# Cohort Retention Analysis
This notebook loads the synthetic lifecycle dataset, builds weekly cohorts, and visualizes player retention.

In [None]:
# Import core analysis libraries
import pandas as pd
import numpy as np
import seaborn as sns
import matplotlib.pyplot as plt
from pathlib import Path

# Configure plotting aesthetics for consistent visuals
sns.set_theme(style='whitegrid', palette='Blues')


In [None]:
# Resolve the dataset path relative to the notebook location
data_path = Path('..') / 'data' / 'synthetic_user_events.csv'

# Load the synthetic event log and parse dates for cohort calculations
df = pd.read_csv(data_path, parse_dates=['registration_date', 'event_date'])

# Inspect the first few records to verify structure
df.head()


In [None]:
# Align registration and event timestamps to their ISO week starts
df['registration_week'] = df['registration_date'] - pd.to_timedelta(df['registration_date'].dt.weekday, unit='D')
df['event_week'] = df['event_date'] - pd.to_timedelta(df['event_date'].dt.weekday, unit='D')

# Calculate how many users registered each week (cohort size)
cohort_sizes = (
    df[['user_id', 'registration_week']]
    .drop_duplicates()
    .groupby('registration_week')
    .size()
)

# Determine the week offset between each event and the player's registration
df['cohort_index'] = ((df['event_week'] - df['registration_week']) / np.timedelta64(1, 'W')).round().astype(int)

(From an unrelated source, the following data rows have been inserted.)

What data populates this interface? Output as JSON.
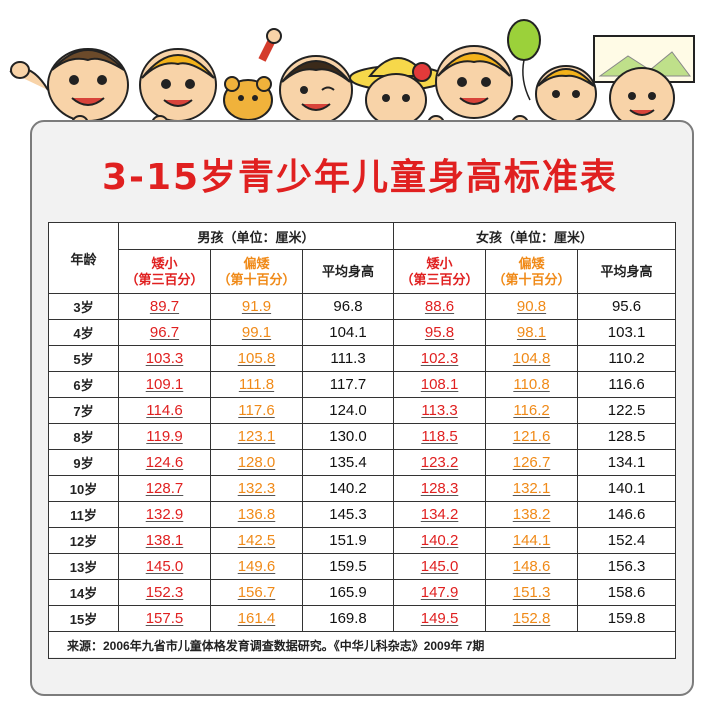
{
  "title": "3-15岁青少年儿童身高标准表",
  "headers": {
    "age": "年龄",
    "boys": "男孩（单位：厘米）",
    "girls": "女孩（单位：厘米）",
    "short": "矮小",
    "short_pct": "（第三百分）",
    "low": "偏矮",
    "low_pct": "（第十百分）",
    "avg": "平均身高"
  },
  "rows": [
    {
      "age": "3岁",
      "b_short": "89.7",
      "b_low": "91.9",
      "b_avg": "96.8",
      "g_short": "88.6",
      "g_low": "90.8",
      "g_avg": "95.6"
    },
    {
      "age": "4岁",
      "b_short": "96.7",
      "b_low": "99.1",
      "b_avg": "104.1",
      "g_short": "95.8",
      "g_low": "98.1",
      "g_avg": "103.1"
    },
    {
      "age": "5岁",
      "b_short": "103.3",
      "b_low": "105.8",
      "b_avg": "111.3",
      "g_short": "102.3",
      "g_low": "104.8",
      "g_avg": "110.2"
    },
    {
      "age": "6岁",
      "b_short": "109.1",
      "b_low": "111.8",
      "b_avg": "117.7",
      "g_short": "108.1",
      "g_low": "110.8",
      "g_avg": "116.6"
    },
    {
      "age": "7岁",
      "b_short": "114.6",
      "b_low": "117.6",
      "b_avg": "124.0",
      "g_short": "113.3",
      "g_low": "116.2",
      "g_avg": "122.5"
    },
    {
      "age": "8岁",
      "b_short": "119.9",
      "b_low": "123.1",
      "b_avg": "130.0",
      "g_short": "118.5",
      "g_low": "121.6",
      "g_avg": "128.5"
    },
    {
      "age": "9岁",
      "b_short": "124.6",
      "b_low": "128.0",
      "b_avg": "135.4",
      "g_short": "123.2",
      "g_low": "126.7",
      "g_avg": "134.1"
    },
    {
      "age": "10岁",
      "b_short": "128.7",
      "b_low": "132.3",
      "b_avg": "140.2",
      "g_short": "128.3",
      "g_low": "132.1",
      "g_avg": "140.1"
    },
    {
      "age": "11岁",
      "b_short": "132.9",
      "b_low": "136.8",
      "b_avg": "145.3",
      "g_short": "134.2",
      "g_low": "138.2",
      "g_avg": "146.6"
    },
    {
      "age": "12岁",
      "b_short": "138.1",
      "b_low": "142.5",
      "b_avg": "151.9",
      "g_short": "140.2",
      "g_low": "144.1",
      "g_avg": "152.4"
    },
    {
      "age": "13岁",
      "b_short": "145.0",
      "b_low": "149.6",
      "b_avg": "159.5",
      "g_short": "145.0",
      "g_low": "148.6",
      "g_avg": "156.3"
    },
    {
      "age": "14岁",
      "b_short": "152.3",
      "b_low": "156.7",
      "b_avg": "165.9",
      "g_short": "147.9",
      "g_low": "151.3",
      "g_avg": "158.6"
    },
    {
      "age": "15岁",
      "b_short": "157.5",
      "b_low": "161.4",
      "b_avg": "169.8",
      "g_short": "149.5",
      "g_low": "152.8",
      "g_avg": "159.8"
    }
  ],
  "source": "来源：2006年九省市儿童体格发育调查数据研究。《中华儿科杂志》2009年 7期",
  "colors": {
    "title": "#e02020",
    "short": "#e02020",
    "low": "#f08a18",
    "avg": "#111111"
  }
}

# Count unique active users by cohort and week offset
weekly_activity = (
    df.groupby(['registration_week', 'cohort_index'])['user_id']
    .nunique()
    .reset_index(name='active_users')
)

# Pivot into a retention matrix (cohorts x weeks) and limit to the first 12 weeks
retention_matrix = (
    weekly_activity.pivot_table(
        index='registration_week',
        columns='cohort_index',
        values='active_users'
    )
    .sort_index()
    .loc[:, 0:11]
)

# Convert counts to retention percentages by dividing by cohort sizes
retention_rates = retention_matrix.div(cohort_sizes, axis=0).fillna(0)
retention_rates.head()


In [None]:
# Plot a heatmap to visualize the retention decay across cohorts
plt.figure(figsize=(12, 6))
heatmap = sns.heatmap(
    retention_rates,
    annot=True,
    fmt='.0%',
    cmap='Blues',
    cbar_kws={'label': 'Retention'}
)
plt.title('Weekly Retention by Registration Cohort')
plt.xlabel('Weeks Since Registration')
plt.ylabel('Registration Week')
plt.tight_layout()

# Save the heatmap to the reports directory and display it inline
output_path = Path('/Users/den/Desktop/analytics-portfolio/retention_cohort_dashboard/reports/retention_heatmap.png')
output_path.parent.mkdir(parents=True, exist_ok=True)
plt.savefig(output_path, dpi=300)
plt.show()
print(f'Saved heatmap to {output_path.resolve()}')